Proximal Humerus Fractures – Dr. Jones's first focus in clinical research. Today, our innovative shoulder replacement design represents a missing link in the treatment of this common injury in baby boomers, enabling improved restoration of function.
Historical perspective: The injuries shown (see "Gallery" Button - located below text) demonstrate severe fragmentation of the proximal humerus. Prior to the availability of CT imaging to clearly delineate fracture fragments, interpretation relied heavily on surgeon experience to reassemble and stabilize fragments using tools and implants adapted from other anatomic sites.

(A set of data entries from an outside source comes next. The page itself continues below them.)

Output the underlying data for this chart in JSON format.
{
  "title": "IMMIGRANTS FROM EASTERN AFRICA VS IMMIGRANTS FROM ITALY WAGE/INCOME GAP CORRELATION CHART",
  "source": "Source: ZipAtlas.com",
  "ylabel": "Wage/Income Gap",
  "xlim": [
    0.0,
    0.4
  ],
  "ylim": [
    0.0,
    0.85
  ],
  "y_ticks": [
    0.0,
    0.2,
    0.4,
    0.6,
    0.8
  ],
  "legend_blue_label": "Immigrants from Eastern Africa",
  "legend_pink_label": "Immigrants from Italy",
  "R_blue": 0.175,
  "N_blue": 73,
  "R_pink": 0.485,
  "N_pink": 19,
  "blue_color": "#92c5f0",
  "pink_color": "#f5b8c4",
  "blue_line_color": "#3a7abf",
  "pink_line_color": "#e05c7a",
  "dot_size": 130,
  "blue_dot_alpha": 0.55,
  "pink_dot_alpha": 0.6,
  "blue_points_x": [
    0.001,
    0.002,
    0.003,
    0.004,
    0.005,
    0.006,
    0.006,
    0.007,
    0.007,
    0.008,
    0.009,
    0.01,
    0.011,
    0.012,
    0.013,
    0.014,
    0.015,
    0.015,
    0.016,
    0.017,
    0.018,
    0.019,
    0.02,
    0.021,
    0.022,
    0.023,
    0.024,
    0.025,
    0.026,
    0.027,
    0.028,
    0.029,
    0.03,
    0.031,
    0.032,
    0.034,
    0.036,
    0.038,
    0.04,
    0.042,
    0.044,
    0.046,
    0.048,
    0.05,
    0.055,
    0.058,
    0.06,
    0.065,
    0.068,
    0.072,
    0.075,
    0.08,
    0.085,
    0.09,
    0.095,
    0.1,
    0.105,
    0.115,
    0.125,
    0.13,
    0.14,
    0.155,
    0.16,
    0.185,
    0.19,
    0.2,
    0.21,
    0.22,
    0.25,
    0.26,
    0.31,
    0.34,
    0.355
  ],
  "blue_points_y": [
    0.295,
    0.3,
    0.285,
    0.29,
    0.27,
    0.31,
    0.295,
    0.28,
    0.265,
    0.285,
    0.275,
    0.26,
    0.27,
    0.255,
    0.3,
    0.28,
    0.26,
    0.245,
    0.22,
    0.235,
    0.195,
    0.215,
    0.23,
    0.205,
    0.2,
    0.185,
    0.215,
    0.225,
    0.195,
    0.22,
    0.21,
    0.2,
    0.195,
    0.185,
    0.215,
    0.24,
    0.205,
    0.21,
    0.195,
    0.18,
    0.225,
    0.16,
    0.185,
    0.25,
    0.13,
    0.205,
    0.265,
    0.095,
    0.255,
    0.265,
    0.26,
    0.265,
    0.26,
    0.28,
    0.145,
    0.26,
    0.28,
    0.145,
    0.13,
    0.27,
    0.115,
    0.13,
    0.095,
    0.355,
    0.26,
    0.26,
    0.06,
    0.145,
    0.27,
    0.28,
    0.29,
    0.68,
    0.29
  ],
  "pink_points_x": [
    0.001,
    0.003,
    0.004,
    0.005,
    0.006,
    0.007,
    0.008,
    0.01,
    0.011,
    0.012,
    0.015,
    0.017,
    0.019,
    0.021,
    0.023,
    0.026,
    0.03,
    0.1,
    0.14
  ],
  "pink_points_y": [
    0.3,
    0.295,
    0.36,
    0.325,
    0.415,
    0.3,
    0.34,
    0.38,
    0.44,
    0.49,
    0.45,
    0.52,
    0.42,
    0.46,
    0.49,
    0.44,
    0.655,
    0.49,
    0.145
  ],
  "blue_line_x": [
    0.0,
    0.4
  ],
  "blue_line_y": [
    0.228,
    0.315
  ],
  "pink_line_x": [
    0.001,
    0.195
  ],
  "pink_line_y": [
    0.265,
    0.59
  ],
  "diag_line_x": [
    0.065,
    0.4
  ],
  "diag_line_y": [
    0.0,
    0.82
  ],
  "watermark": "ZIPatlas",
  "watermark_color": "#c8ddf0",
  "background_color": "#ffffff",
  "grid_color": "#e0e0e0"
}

Today: Modern CT and MRI imaging, along with improved fixation devices such as locked nails and locking plates, have enabled more successful surgical treatments by reducing trauma and improving fracture stability. However, osteoporosis, rehabilitation forces, and delayed bone healing challenge fixation, and failure may occur during early arm use or after a fall. Individualized treatments are often necessary but cumbersome, and insurance considerations may influence operative decisions, as these injuries frequently compromise independent living.
Reverse Total Shoulder Replacement is increasingly used for complex fracture patterns because it can restore painless arm use more reliably in patients with rotator cuff insufficiency. Limitations include reduced overhead motion and risk of dislocation.
Our innovative design restores anatomic mechanics through enhanced glenoid implant fixation. Using patented Patient Match technology, CT data generate implants matched to variable scapular anatomy, providing immediate fixation that counteracts early rehabilitation forces and supports bone ingrowth into a porous surface for permanent fixation. Improved fixation enables mechanical constraint, supports anatomic shoulder replacement designs, improves motion, and reduces dislocation risk.
The proposed solution, Anatomical Rotator Cuff Arthroplasty (ARCA), reflects unprecendented potential to restore normal shoulder biomechanics for patients requiring joint replacement.